As she pointed at the wall, she told me that they used the handprints to make elephants. The thumb was the trunk and the other fingers were the legs. She smiled and said, “Look, Michael’s elephant is stampeding!” I looked up at the wall and there it was…a beautiful grey elephant running. It was beautiful. Michael’s teachers could choose to shy away from handprint activities or to try to make Michael’s look ‘better’, but they don’t. They love this little man and all his uniqueness. Instead of looking at the handprint and seeing something that needed touching up, they saw a beautiful elephant in motion. Folks, this is what life is all about. We choose to see things the way we want to see them. I am the world's worst about expecting the worst. Through Bible study, prayer and Christian fellowship I continue to work on that. We can let things get the best of us. We can be consumed with fear, guilt, anger, hostility and many other emotions. We can also choose to take lemons and make lemonade. Just as we can choose our reaction we can choose to look at things from a different perspective.

Ephesians 6 talks about putting on the armor of God. He does not leave us defenseless. Through prayer and allowing the Holy Spirit to equip us we can help ourselves look for the opportunity in situations…for the unexpected.
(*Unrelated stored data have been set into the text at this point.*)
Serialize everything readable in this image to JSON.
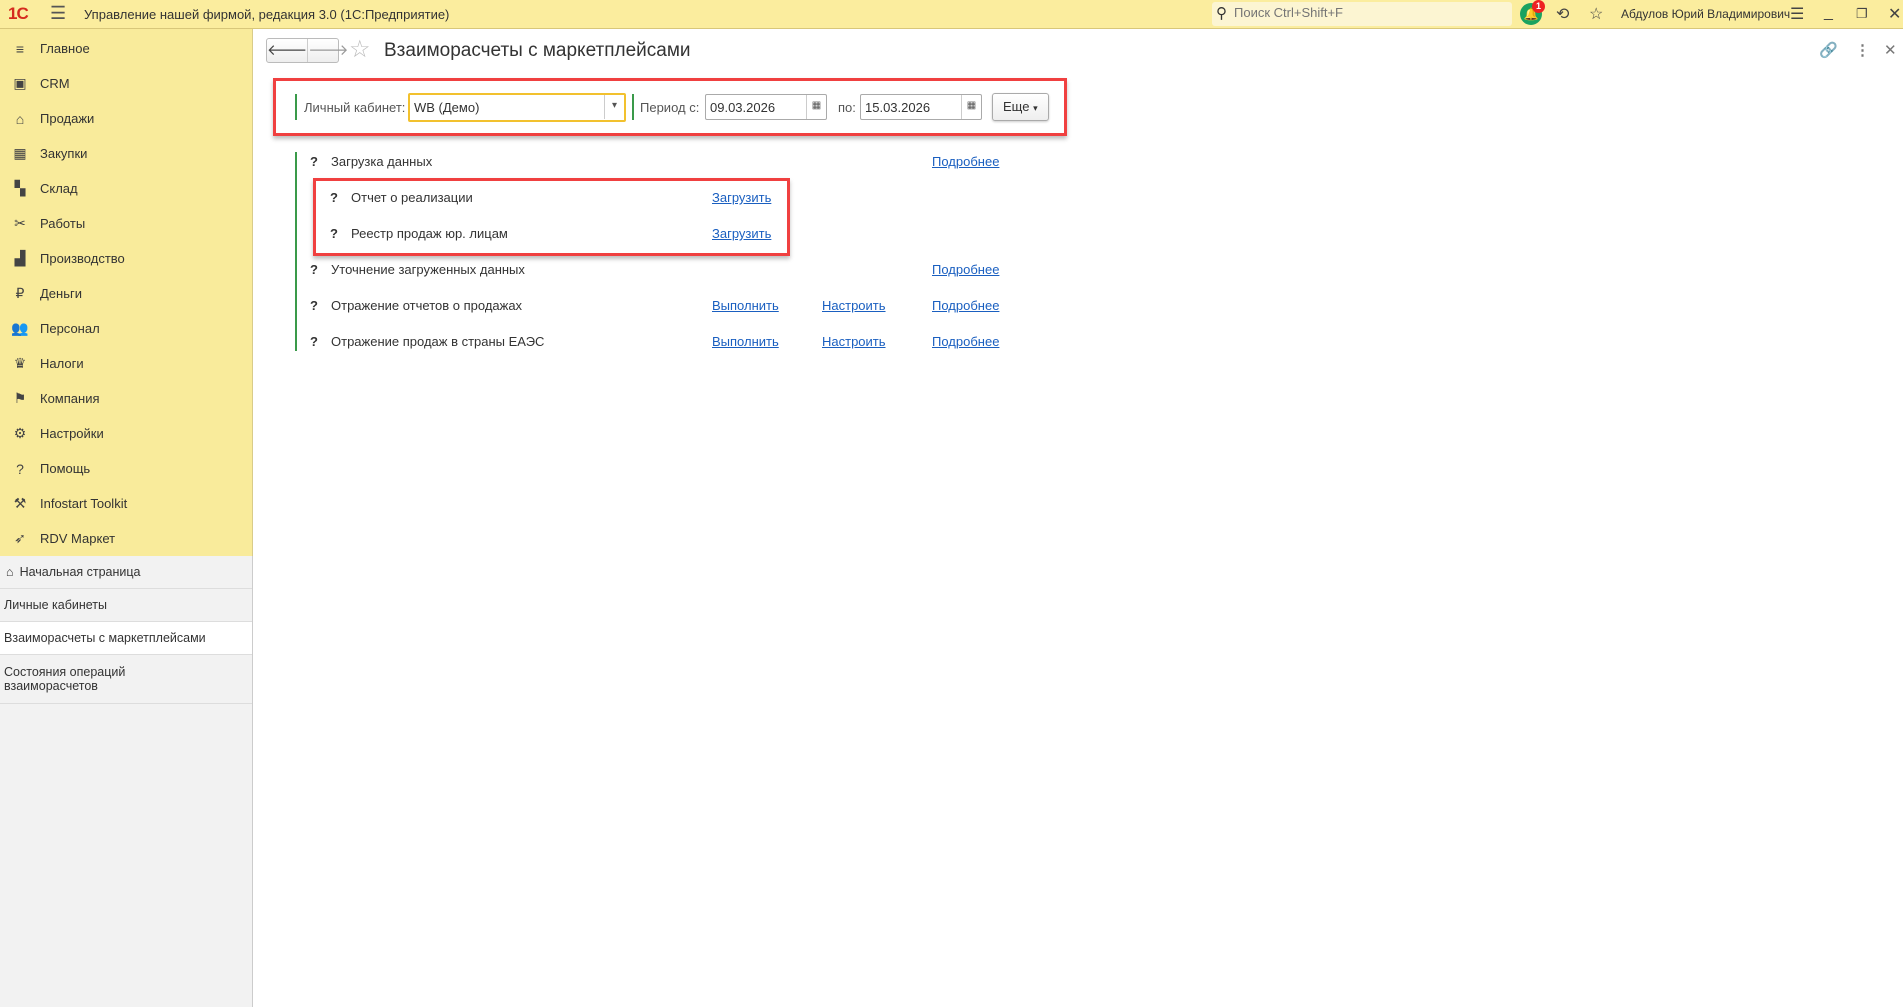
{
  "titlebar": {
    "logo": "1С",
    "title": "Управление нашей фирмой, редакция 3.0  (1С:Предприятие)",
    "search_placeholder": "Поиск Ctrl+Shift+F",
    "notifications": "1",
    "user": "Абдулов Юрий Владимирович"
  },
  "sidebar": {
    "items": [
      {
        "label": "Главное",
        "icon": "≡"
      },
      {
        "label": "CRM",
        "icon": "▣"
      },
      {
        "label": "Продажи",
        "icon": "⌂"
      },
      {
        "label": "Закупки",
        "icon": "▦"
      },
      {
        "label": "Склад",
        "icon": "▚"
      },
      {
        "label": "Работы",
        "icon": "✂"
      },
      {
        "label": "Производство",
        "icon": "▟"
      },
      {
        "label": "Деньги",
        "icon": "₽"
      },
      {
        "label": "Персонал",
        "icon": "👥"
      },
      {
        "label": "Налоги",
        "icon": "♛"
      },
      {
        "label": "Компания",
        "icon": "⚑"
      },
      {
        "label": "Настройки",
        "icon": "⚙"
      },
      {
        "label": "Помощь",
        "icon": "?"
      },
      {
        "label": "Infostart Toolkit",
        "icon": "⚒"
      },
      {
        "label": "RDV Маркет",
        "icon": "➶"
      }
    ]
  },
  "opened": {
    "home": "Начальная страница",
    "items": [
      "Личные кабинеты",
      "Взаиморасчеты с маркетплейсами",
      "Состояния операций взаиморасчетов"
    ]
  },
  "page": {
    "title": "Взаиморасчеты с маркетплейсами"
  },
  "filters": {
    "cabinet_label": "Личный кабинет:",
    "cabinet_value": "WB (Демо)",
    "period_label": "Период с:",
    "date_from": "09.03.2026",
    "to_label": "по:",
    "date_to": "15.03.2026",
    "more": "Еще"
  },
  "tasks": {
    "load": {
      "q": "?",
      "label": "Загрузка данных",
      "more": "Подробнее"
    },
    "sales_report": {
      "q": "?",
      "label": "Отчет о реализации",
      "action": "Загрузить"
    },
    "registry": {
      "q": "?",
      "label": "Реестр продаж юр. лицам",
      "action": "Загрузить"
    },
    "refine": {
      "q": "?",
      "label": "Уточнение загруженных данных",
      "more": "Подробнее"
    },
    "reports": {
      "q": "?",
      "label": "Отражение отчетов о продажах",
      "run": "Выполнить",
      "setup": "Настроить",
      "more": "Подробнее"
    },
    "eaeu": {
      "q": "?",
      "label": "Отражение продаж в страны ЕАЭС",
      "run": "Выполнить",
      "setup": "Настроить",
      "more": "Подробнее"
    }
  }
}
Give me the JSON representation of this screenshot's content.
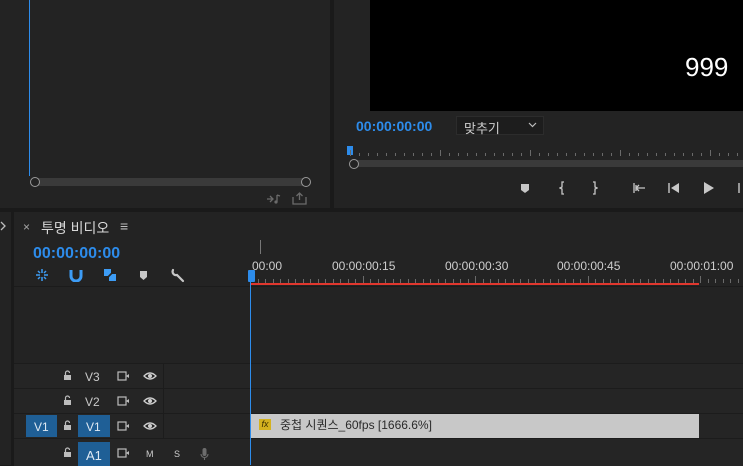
{
  "program_monitor": {
    "overlay_number": "999",
    "timecode": "00:00:00:00",
    "fit_label": "맞추기",
    "transport_icons": [
      "marker-icon",
      "mark-in-icon",
      "mark-out-icon",
      "go-to-in-icon",
      "step-back-icon",
      "play-icon",
      "step-forward-icon"
    ]
  },
  "timeline": {
    "close_label": "×",
    "sequence_name": "투명 비디오",
    "menu_label": "≡",
    "timecode": "00:00:00:00",
    "ruler_labels": [
      "00:00",
      "00:00:00:15",
      "00:00:00:30",
      "00:00:00:45",
      "00:00:01:00"
    ],
    "tracks": [
      {
        "source": "",
        "name": "V3"
      },
      {
        "source": "",
        "name": "V2"
      },
      {
        "source": "V1",
        "name": "V1"
      },
      {
        "source": "",
        "name": "A1",
        "m": "M",
        "s": "S"
      }
    ],
    "clip": {
      "fx": "fx",
      "label": "중첩 시퀀스_60fps [1666.6%]"
    }
  },
  "colors": {
    "accent": "#2d8ceb",
    "work_area": "#e0372e",
    "clip": "#c8c8c8"
  }
}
I praise God each morning as I pull out of the parking lot to go to work and each evening as I pull out to go home that Michael is surrounded each day by such loving teachers. These teachers choose to look for opportunity. These teachers choose to look for the unexpected. These same teachers helped build the foundation that Mary Emma stands on today. They instilled a love of learning in her and a curiosity that will carry her far in life.  Ephesians 6:4 tells us to bring our children up in the training and instruction of the Lord. It is no coincidence that when our children are baptized that the church vows to help raise the child. In addition to this wonderful preschool we are blessed to have a church in which our children can grow with God. Both our children attend Sunday school and church, and Mary Emma does children's choir on Wednesdays. If you aren't in church or aren't taking your kids to church I invite you to start looking for a church that you can call home. Our walk with Christ is not meant to be a solitary journey, but one in community.
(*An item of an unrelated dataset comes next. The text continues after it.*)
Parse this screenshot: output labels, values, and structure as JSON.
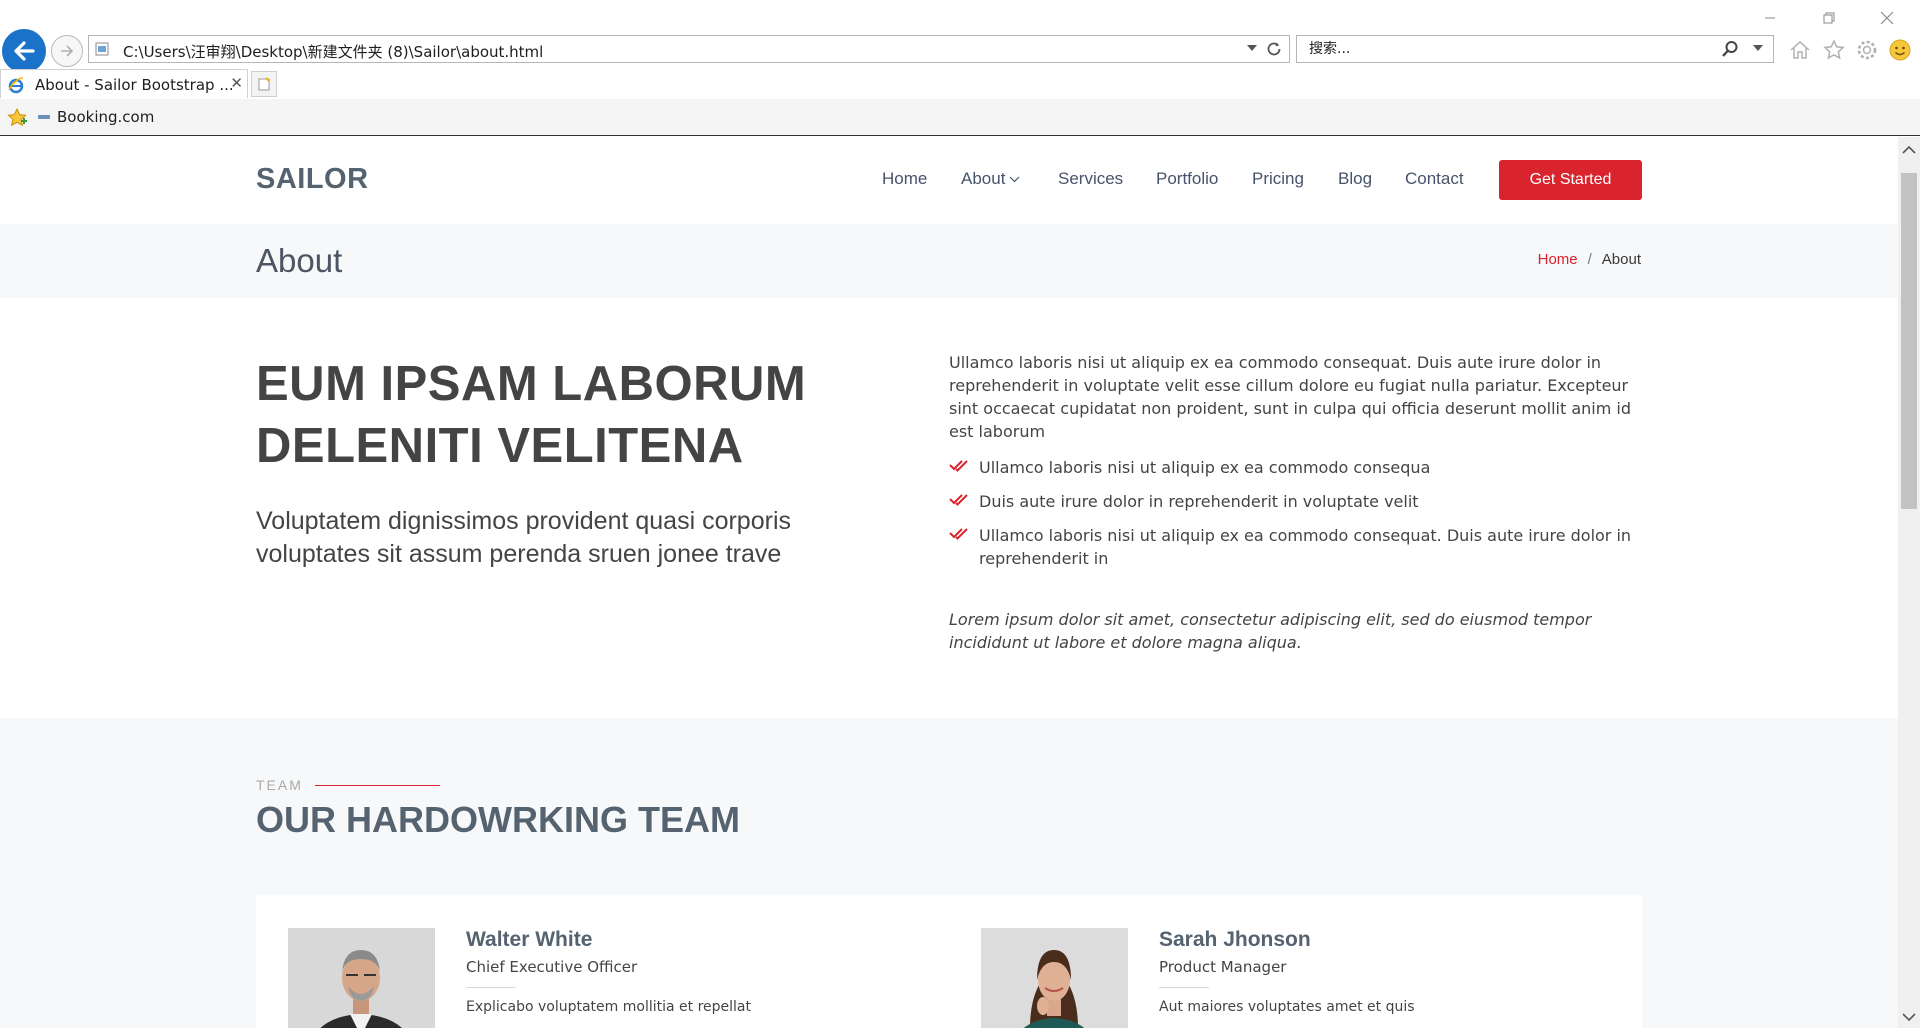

These same teachers who showed me the stampeding elephant inspire me to look at situations differently. Life isn’t easy and life can be hard. Life can throw curve balls at you that you never saw coming. Do you duck and let it pass you by or do you throw your hand up, catch the ball and do something with it? Michael’s challenges were certainly a curve ball for our family, but we have received abundant blessings and the elephants are one of them. So, as we go thru today let’s ask ourselves if there is more to see.

Friend of mine, friend of mine, what do you see?
We see stampeding elephants! That’s what we see!